Última edição por Malakh em Dom Out 08, 2017 5:29 pm, editado 5 vez(es)
avatar
Malakh
Garanhão Coronas
Garanhão Coronas

Mensagens : 438
Cosmos : 1652
Data de inscrição : 28/07/2015

Ver perfil do usuário

Voltar ao Topo Ir em baixo

Re: Gaiden - A Ordem dos Cavaleiros de Atena

Mensagem por Pujol em Seg Ago 03, 2015 10:32 am

Enquanto o réu e seu executor estavam no centro do Coliseu, uma pequena multidão começava a se aglomerarem no local, em um lado apenas cidadãos normais, do outro cavaleiros de Bronze, Prata e os dez dourados.



Os cidadãos estavam eufóricos, sedentos por justiça, enquanto que logo ao lado os demais cavaleiros estavam apreensivos, em especial os cavaleiros de ouro que ali viam a morte de um companheiro pelas mãos de outro, porém dois se mantinham com pensamentos além, o cavaleiro de Virgem que notava que o leonino não havia mentindo em seu interrogatório e o pisciano que havia dado um depoimento a favor do leonino.


O pisciano começara a fechar seus olhos lembrando do que acontecerá nos dias anteriores.


-------------------------------------------------------------------------------------------------


Dois dias atrás, na prisão do santuário, logo após o cavaleiro de escorpião devolver o então detento Basileus em frangalhos para sua cela, após um interrogatório severo, uma nova figura troca de posto com o mesmo.



Basileus... Embora pareça uma ironia, vou cuidar destas feridas. Falava sentindo um misto de estranheza e desgosto em sua mente.



Basileus permanecia calado, mesmo após escutar as palavras do pisciano.

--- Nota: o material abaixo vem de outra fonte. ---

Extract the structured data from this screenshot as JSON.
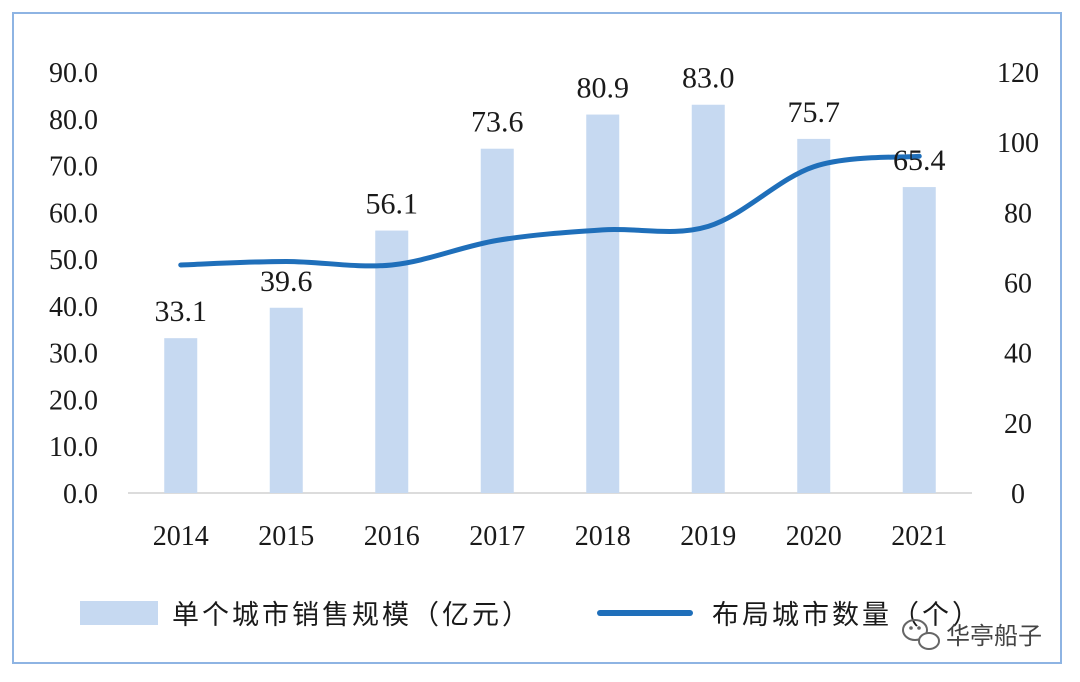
{
  "chart_data": {
    "type": "bar",
    "categories": [
      "2014",
      "2015",
      "2016",
      "2017",
      "2018",
      "2019",
      "2020",
      "2021"
    ],
    "series": [
      {
        "name": "单个城市销售规模（亿元）",
        "type": "bar",
        "axis": "left",
        "color": "#c6d9f1",
        "values": [
          33.1,
          39.6,
          56.1,
          73.6,
          80.9,
          83.0,
          75.7,
          65.4
        ],
        "labels": [
          "33.1",
          "39.6",
          "56.1",
          "73.6",
          "80.9",
          "83.0",
          "75.7",
          "65.4"
        ]
      },
      {
        "name": "布局城市数量（个）",
        "type": "line",
        "axis": "right",
        "color": "#1f6fba",
        "values": [
          65,
          66,
          65,
          72,
          75,
          76,
          93,
          96
        ]
      }
    ],
    "y_left": {
      "min": 0,
      "max": 90,
      "step": 10,
      "ticks": [
        "0.0",
        "10.0",
        "20.0",
        "30.0",
        "40.0",
        "50.0",
        "60.0",
        "70.0",
        "80.0",
        "90.0"
      ]
    },
    "y_right": {
      "min": 0,
      "max": 120,
      "step": 20,
      "ticks": [
        "0",
        "20",
        "40",
        "60",
        "80",
        "100",
        "120"
      ]
    },
    "grid": false,
    "legend_position": "bottom"
  },
  "watermark": {
    "text": "华亭船子",
    "icon": "wechat-icon"
  }
}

Alguns minutos se passaram, as feridas do cavaleiro estavam cobertas de plantas, que pareciam sugar o sangue envenenado pelo golpe do escorpião enquanto fechava os pontos abertos do corpo do cavaleiro.

Vou ser franco com você, eu pude sentir o cosmo da cópia que matou o assistente do mestre. Falava com o cavaleiro de leão diretamente pelas plantas, que levavam o cosmo do pisciano ao subconsciente do leonino.



No momento em que o leonino tentou expressar alguma reação o pisciano o repreendeu com a mão, fazendo com que o mesmo continue sentado.



Não tente fazer qualquer esforço, essa cela é vigiada por um cavaleiro que pode ler mentes, por isso estou me comunicando através das plantas, tente mandar seu cosmo para elas em forma de mensagens, por que sou o único que tem qualquer poder sobre elas. Falava de forma enfática.



Basileus logo pensava no cavaleiro de Prata.



O cavaleiro de leão logo se perdia nos pensamentos do dia fatídico caindo em um breve desespero, porém recuperava sua vontade de viver ao lembrar das palavras do pisciano e começara a tentar formular mensagens com seu cosmo, sem que elas passassem por sua mente, ficando visivelmente irritado.



Existe outra alternativa... Se você não consegue do modo mais fácil pode congestionar sua mente, com uma quantidade gigantesca de pensamentos, mas tenha em mente que gigantesco é algo muito além de uma grande quantidade, só me responda quando conseguir fazer isso. Mantinha sua mente limpa enquanto mandava mensagens pequenas as flores, que as repassavam diretamente a região mais profunda e inacessível do cérebro do cavaleiro.



Alguns segundos depois do cavaleiro de peixes repassar sua mensagem ele começa a se comunicar com o carcereiro da sela, para manter as aparências, porém ele logo percebe um pensamento de resposta do cavaleiro de leão e fica surpreso.

Conseguiu transformar sua mente em um caos completo mais rápido do que imaginei, porém isso deve causar alguma dor a uma mente tão regrada e cheia de ordem como a sua. Transmitia sua mensagem ao mesmo.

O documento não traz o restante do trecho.